In 1498, Savonarola’s fanatical theocracy was over after only four years. The Medicis returned to Florence and the humanist spirit of the Italian Renaissance continued to flourish. So did the extravagant Borgia papacy in Rome.

Donald Trump’s fate will be fixed not by excommunication, or impeachment, but by the American people when they go to the polls in November. While America burns, Trump is tweeting and posing with a Bible in a desperate attempt to appeal to the conservative and fundamentalist Americans who voted for him in 2016. He will continue railing against corrupt elites, and he will keep promising to make America great again. But the timing is not good for Trump. America is plunged into its worst crisis since the Great Depression — first by a global pandemic, now by a wave of violent protests transforming American cities into bonfires of vain hopes for a more just society.

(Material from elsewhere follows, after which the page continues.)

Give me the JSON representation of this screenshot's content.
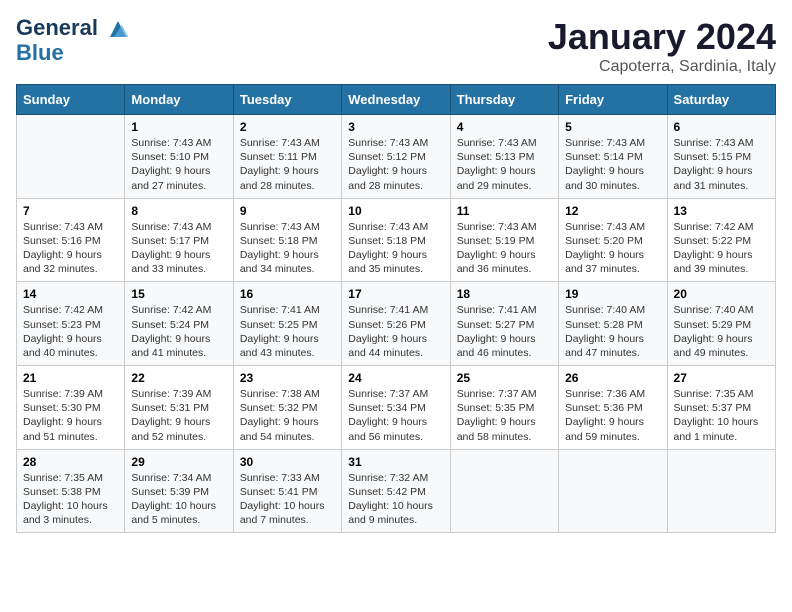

If abandoned by the voters who once venerated him as a modern Cyrus, Trump will come to grief just as Savonarola did five centuries ago — scorned as a false prophet who made bold promises but failed to deliver. Yet even defeat will not likely extinguish the iconic status of Donald Trump in American political culture. After Savonarola’s death, his myth spread and a devoted cult grew around his name and legacy. If American voters reject Trump at the polls, many of his most fanatical followers will doubtless remain faithful to the cult of Trumpism.